WIPO is an international organization dedicated to promoting creativity and innovation by ensuring that the rights of creators and owners of IP are protected worldwide, and that inventors and authors are recognized and rewarded for their ingenuity.
As a specialized agency of the United Nations, WIPO provides a forum for its member states (+123 countries) to create and harmonize rules and practices for protecting IP rights. Most developed countries have implemented systems that are very old, while developing countries continue to create administrative and legal frameworks to protect their trademarks, patents, designs and copyright. WIPO assists its member states in developing these new systems through legal and technical assistance, treaty negociations, and training in various forms, including in the area of enforcement of Intellectual Property rights.

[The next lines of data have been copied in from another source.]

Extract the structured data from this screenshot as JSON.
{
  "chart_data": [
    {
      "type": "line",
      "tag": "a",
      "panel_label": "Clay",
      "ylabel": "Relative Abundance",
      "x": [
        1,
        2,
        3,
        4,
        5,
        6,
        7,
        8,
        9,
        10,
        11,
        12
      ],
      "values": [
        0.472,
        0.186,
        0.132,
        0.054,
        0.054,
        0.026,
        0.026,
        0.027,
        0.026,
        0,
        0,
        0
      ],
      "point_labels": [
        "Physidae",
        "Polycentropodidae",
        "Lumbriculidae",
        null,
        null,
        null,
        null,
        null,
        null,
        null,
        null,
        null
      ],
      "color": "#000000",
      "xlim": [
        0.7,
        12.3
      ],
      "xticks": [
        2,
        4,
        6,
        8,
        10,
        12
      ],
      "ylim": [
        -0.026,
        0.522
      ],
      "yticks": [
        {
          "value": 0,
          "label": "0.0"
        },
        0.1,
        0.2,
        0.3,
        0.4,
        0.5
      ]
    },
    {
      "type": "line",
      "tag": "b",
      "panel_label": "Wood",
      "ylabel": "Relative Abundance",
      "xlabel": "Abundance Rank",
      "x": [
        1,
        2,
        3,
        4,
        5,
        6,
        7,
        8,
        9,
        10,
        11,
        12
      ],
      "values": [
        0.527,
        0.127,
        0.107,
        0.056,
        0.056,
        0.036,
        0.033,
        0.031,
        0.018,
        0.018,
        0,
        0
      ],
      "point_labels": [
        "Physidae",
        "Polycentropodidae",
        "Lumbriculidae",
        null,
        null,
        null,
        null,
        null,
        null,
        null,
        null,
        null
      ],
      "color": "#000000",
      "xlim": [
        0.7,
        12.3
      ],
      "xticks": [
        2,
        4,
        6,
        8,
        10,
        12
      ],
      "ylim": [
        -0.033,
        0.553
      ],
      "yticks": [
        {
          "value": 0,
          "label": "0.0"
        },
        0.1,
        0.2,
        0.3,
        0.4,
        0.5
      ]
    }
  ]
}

WIPO provides a forum for its member states to create and harmonize rules and practices for protecting Intellectual Property rights. WIPO also provides international registration systems for industrial designs and appellations of origin, trademarks, and an international filing system for patents. These systems greatly simplify the process of seeking intellectual property protection simultaneously in a large number of countries.
Instead of having to file separate national applications, in different languages, in each country in which protection is sought, applicants can file a single application, in one language, with a single application fee.

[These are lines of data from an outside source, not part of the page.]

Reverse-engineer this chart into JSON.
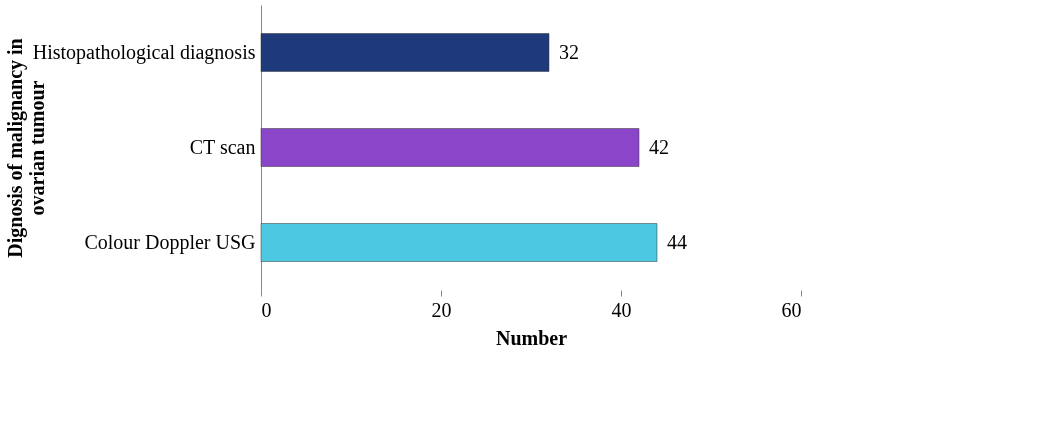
{
  "chart_data": {
    "type": "bar",
    "orientation": "horizontal",
    "categories": [
      "Histopathological diagnosis",
      "CT scan",
      "Colour Doppler USG"
    ],
    "values": [
      32,
      42,
      44
    ],
    "colors": [
      "#1f3a7a",
      "#8a45c8",
      "#4cc8e2"
    ],
    "xlabel": "Number",
    "ylabel": "Dignosis of malignancy in\novarian tumour",
    "xlim": [
      0,
      60
    ],
    "xticks": [
      0,
      20,
      40,
      60
    ],
    "grid": false,
    "data_labels": true
  }
}
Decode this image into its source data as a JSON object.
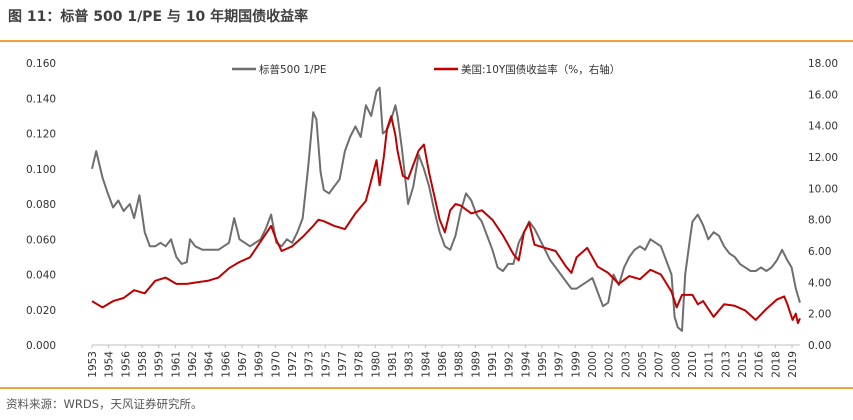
{
  "title": "图 11：标普 500 1/PE 与 10 年期国债收益率",
  "source": "资料来源：WRDS，天风证券研究所。",
  "chart_data": {
    "type": "line",
    "legend_position": "top",
    "left_axis": {
      "ticks": [
        "0.000",
        "0.020",
        "0.040",
        "0.060",
        "0.080",
        "0.100",
        "0.120",
        "0.140",
        "0.160"
      ],
      "ylim": [
        0,
        0.16
      ]
    },
    "right_axis": {
      "ticks": [
        "0.00",
        "2.00",
        "4.00",
        "6.00",
        "8.00",
        "10.00",
        "12.00",
        "14.00",
        "16.00",
        "18.00"
      ],
      "ylim": [
        0,
        18
      ]
    },
    "xlim": [
      1953,
      2020.2
    ],
    "x_tick_labels": [
      "1953",
      "1954",
      "1956",
      "1958",
      "1959",
      "1961",
      "1962",
      "1964",
      "1966",
      "1967",
      "1969",
      "1970",
      "1972",
      "1973",
      "1975",
      "1977",
      "1978",
      "1980",
      "1981",
      "1983",
      "1984",
      "1986",
      "1988",
      "1989",
      "1991",
      "1992",
      "1994",
      "1995",
      "1997",
      "1999",
      "2000",
      "2002",
      "2003",
      "2005",
      "2007",
      "2008",
      "2010",
      "2011",
      "2013",
      "2015",
      "2016",
      "2018",
      "2019"
    ],
    "series": [
      {
        "name": "标普500 1/PE",
        "axis": "left",
        "color": "#6e6e6e",
        "points": [
          [
            1953,
            0.1
          ],
          [
            1953.4,
            0.11
          ],
          [
            1954,
            0.095
          ],
          [
            1954.5,
            0.086
          ],
          [
            1955,
            0.078
          ],
          [
            1955.5,
            0.082
          ],
          [
            1956,
            0.076
          ],
          [
            1956.6,
            0.08
          ],
          [
            1957,
            0.072
          ],
          [
            1957.5,
            0.085
          ],
          [
            1958,
            0.064
          ],
          [
            1958.5,
            0.056
          ],
          [
            1959,
            0.056
          ],
          [
            1959.5,
            0.058
          ],
          [
            1960,
            0.056
          ],
          [
            1960.5,
            0.06
          ],
          [
            1961,
            0.05
          ],
          [
            1961.5,
            0.046
          ],
          [
            1962,
            0.047
          ],
          [
            1962.3,
            0.06
          ],
          [
            1962.8,
            0.056
          ],
          [
            1963.5,
            0.054
          ],
          [
            1964,
            0.054
          ],
          [
            1965,
            0.054
          ],
          [
            1966,
            0.058
          ],
          [
            1966.5,
            0.072
          ],
          [
            1967,
            0.06
          ],
          [
            1967.5,
            0.058
          ],
          [
            1968,
            0.056
          ],
          [
            1969,
            0.06
          ],
          [
            1969.5,
            0.066
          ],
          [
            1970,
            0.074
          ],
          [
            1970.5,
            0.058
          ],
          [
            1971,
            0.056
          ],
          [
            1971.5,
            0.06
          ],
          [
            1972,
            0.058
          ],
          [
            1972.5,
            0.064
          ],
          [
            1973,
            0.072
          ],
          [
            1973.5,
            0.1
          ],
          [
            1974,
            0.132
          ],
          [
            1974.3,
            0.128
          ],
          [
            1974.7,
            0.098
          ],
          [
            1975,
            0.088
          ],
          [
            1975.5,
            0.086
          ],
          [
            1976,
            0.09
          ],
          [
            1976.5,
            0.094
          ],
          [
            1977,
            0.11
          ],
          [
            1977.5,
            0.118
          ],
          [
            1978,
            0.124
          ],
          [
            1978.5,
            0.118
          ],
          [
            1979,
            0.136
          ],
          [
            1979.5,
            0.13
          ],
          [
            1980,
            0.144
          ],
          [
            1980.3,
            0.146
          ],
          [
            1980.6,
            0.12
          ],
          [
            1981,
            0.122
          ],
          [
            1981.4,
            0.128
          ],
          [
            1981.8,
            0.136
          ],
          [
            1982,
            0.13
          ],
          [
            1982.4,
            0.112
          ],
          [
            1983,
            0.08
          ],
          [
            1983.5,
            0.09
          ],
          [
            1984,
            0.108
          ],
          [
            1984.5,
            0.1
          ],
          [
            1985,
            0.09
          ],
          [
            1985.5,
            0.076
          ],
          [
            1986,
            0.064
          ],
          [
            1986.5,
            0.056
          ],
          [
            1987,
            0.054
          ],
          [
            1987.5,
            0.062
          ],
          [
            1988,
            0.076
          ],
          [
            1988.5,
            0.086
          ],
          [
            1989,
            0.082
          ],
          [
            1989.5,
            0.074
          ],
          [
            1990,
            0.07
          ],
          [
            1990.5,
            0.062
          ],
          [
            1991,
            0.054
          ],
          [
            1991.5,
            0.044
          ],
          [
            1992,
            0.042
          ],
          [
            1992.5,
            0.046
          ],
          [
            1993,
            0.046
          ],
          [
            1993.5,
            0.058
          ],
          [
            1994,
            0.064
          ],
          [
            1994.5,
            0.07
          ],
          [
            1995,
            0.066
          ],
          [
            1995.5,
            0.06
          ],
          [
            1996,
            0.054
          ],
          [
            1996.5,
            0.048
          ],
          [
            1997,
            0.044
          ],
          [
            1997.5,
            0.04
          ],
          [
            1998,
            0.036
          ],
          [
            1998.5,
            0.032
          ],
          [
            1999,
            0.032
          ],
          [
            1999.5,
            0.034
          ],
          [
            2000,
            0.036
          ],
          [
            2000.5,
            0.038
          ],
          [
            2001,
            0.03
          ],
          [
            2001.5,
            0.022
          ],
          [
            2002,
            0.024
          ],
          [
            2002.5,
            0.04
          ],
          [
            2003,
            0.034
          ],
          [
            2003.5,
            0.044
          ],
          [
            2004,
            0.05
          ],
          [
            2004.5,
            0.054
          ],
          [
            2005,
            0.056
          ],
          [
            2005.5,
            0.054
          ],
          [
            2006,
            0.06
          ],
          [
            2006.5,
            0.058
          ],
          [
            2007,
            0.056
          ],
          [
            2007.5,
            0.048
          ],
          [
            2008,
            0.04
          ],
          [
            2008.3,
            0.016
          ],
          [
            2008.6,
            0.01
          ],
          [
            2009,
            0.008
          ],
          [
            2009.3,
            0.04
          ],
          [
            2009.8,
            0.062
          ],
          [
            2010,
            0.07
          ],
          [
            2010.5,
            0.074
          ],
          [
            2011,
            0.068
          ],
          [
            2011.5,
            0.06
          ],
          [
            2012,
            0.064
          ],
          [
            2012.5,
            0.062
          ],
          [
            2013,
            0.056
          ],
          [
            2013.5,
            0.052
          ],
          [
            2014,
            0.05
          ],
          [
            2014.5,
            0.046
          ],
          [
            2015,
            0.044
          ],
          [
            2015.5,
            0.042
          ],
          [
            2016,
            0.042
          ],
          [
            2016.5,
            0.044
          ],
          [
            2017,
            0.042
          ],
          [
            2017.5,
            0.044
          ],
          [
            2018,
            0.048
          ],
          [
            2018.5,
            0.054
          ],
          [
            2019,
            0.048
          ],
          [
            2019.4,
            0.044
          ],
          [
            2019.8,
            0.032
          ],
          [
            2020.2,
            0.024
          ]
        ]
      },
      {
        "name": "美国:10Y国债收益率（%，右轴）",
        "axis": "right",
        "color": "#c00000",
        "points": [
          [
            1953,
            2.8
          ],
          [
            1953.5,
            2.6
          ],
          [
            1954,
            2.4
          ],
          [
            1955,
            2.8
          ],
          [
            1956,
            3.0
          ],
          [
            1957,
            3.5
          ],
          [
            1958,
            3.3
          ],
          [
            1959,
            4.1
          ],
          [
            1960,
            4.3
          ],
          [
            1961,
            3.9
          ],
          [
            1962,
            3.9
          ],
          [
            1963,
            4.0
          ],
          [
            1964,
            4.1
          ],
          [
            1965,
            4.3
          ],
          [
            1966,
            4.9
          ],
          [
            1967,
            5.3
          ],
          [
            1968,
            5.6
          ],
          [
            1969,
            6.6
          ],
          [
            1970,
            7.6
          ],
          [
            1970.5,
            6.7
          ],
          [
            1971,
            6.0
          ],
          [
            1972,
            6.3
          ],
          [
            1973,
            6.9
          ],
          [
            1974,
            7.6
          ],
          [
            1974.5,
            8.0
          ],
          [
            1975,
            7.9
          ],
          [
            1976,
            7.6
          ],
          [
            1977,
            7.4
          ],
          [
            1978,
            8.4
          ],
          [
            1979,
            9.2
          ],
          [
            1979.5,
            10.5
          ],
          [
            1980,
            11.8
          ],
          [
            1980.3,
            10.2
          ],
          [
            1980.7,
            12.0
          ],
          [
            1981,
            13.8
          ],
          [
            1981.4,
            14.6
          ],
          [
            1981.8,
            13.4
          ],
          [
            1982,
            12.4
          ],
          [
            1982.5,
            10.8
          ],
          [
            1983,
            10.6
          ],
          [
            1984,
            12.4
          ],
          [
            1984.5,
            12.8
          ],
          [
            1985,
            11.0
          ],
          [
            1986,
            8.0
          ],
          [
            1986.5,
            7.2
          ],
          [
            1987,
            8.6
          ],
          [
            1987.5,
            9.0
          ],
          [
            1988,
            8.9
          ],
          [
            1989,
            8.4
          ],
          [
            1990,
            8.6
          ],
          [
            1991,
            8.0
          ],
          [
            1992,
            7.0
          ],
          [
            1993,
            5.8
          ],
          [
            1993.5,
            5.4
          ],
          [
            1994,
            7.2
          ],
          [
            1994.5,
            7.8
          ],
          [
            1995,
            6.4
          ],
          [
            1996,
            6.2
          ],
          [
            1997,
            6.0
          ],
          [
            1998,
            5.0
          ],
          [
            1998.5,
            4.6
          ],
          [
            1999,
            5.6
          ],
          [
            2000,
            6.2
          ],
          [
            2001,
            5.0
          ],
          [
            2002,
            4.6
          ],
          [
            2003,
            3.9
          ],
          [
            2004,
            4.4
          ],
          [
            2005,
            4.2
          ],
          [
            2006,
            4.8
          ],
          [
            2007,
            4.5
          ],
          [
            2008,
            3.4
          ],
          [
            2008.5,
            2.4
          ],
          [
            2009,
            3.2
          ],
          [
            2010,
            3.2
          ],
          [
            2010.5,
            2.6
          ],
          [
            2011,
            2.8
          ],
          [
            2012,
            1.8
          ],
          [
            2013,
            2.6
          ],
          [
            2014,
            2.5
          ],
          [
            2015,
            2.2
          ],
          [
            2016,
            1.6
          ],
          [
            2017,
            2.3
          ],
          [
            2018,
            2.9
          ],
          [
            2018.7,
            3.1
          ],
          [
            2019,
            2.6
          ],
          [
            2019.5,
            1.6
          ],
          [
            2019.8,
            2.0
          ],
          [
            2020,
            1.4
          ],
          [
            2020.2,
            1.7
          ]
        ]
      }
    ]
  }
}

The WIPO – administered systems include four different mechanisms of protection for specific industrial property rights, like the Patent Cooperation Treaty (PCT) System, for filing patent applications in multiple countries, the Hague System for the International Registration of Industrial Designs, The Lisbon System for the International Registration of Appelations of Origin, and the Madrid System for the International Registration of Marks, for trade and service marks.
Anyone applying for a patent or registering a trademark or design, whether at the national or international level, needs to determine whether their creation is new or already owned or claimed by someone else. To do this, huge amounts of information must be searched.
Four WIPO treaties have created classification systems that organize information on different branches of industrial property into indexed, manageable structures for easy retrieval. They are: The Strasbourg Agreement Concerning the International Patent Classification; the Nice Agreement Concerning the International Classification of Goods and Services for the Purposes of the Registration of Marks; the Locarno Agreement Establishing an International Classification for Industrial Designs; the Vienna Agreement Establishing an International Classificatuion of the Figurative Elements of Marks.
The WIPO Arbitration and Mediation Center provides services for the resolution of international intellectual property disputes between private parties. Such proceedings can include contractual disputes (such as patent and software licenses, trademark coexistence agreements, and research and development agreements) and non-contractual disputes (such as patent infingement).
The Center is also recognized as the leading dispute resolution service provider for disputes arising from the abusive registration and use of Internet domain names.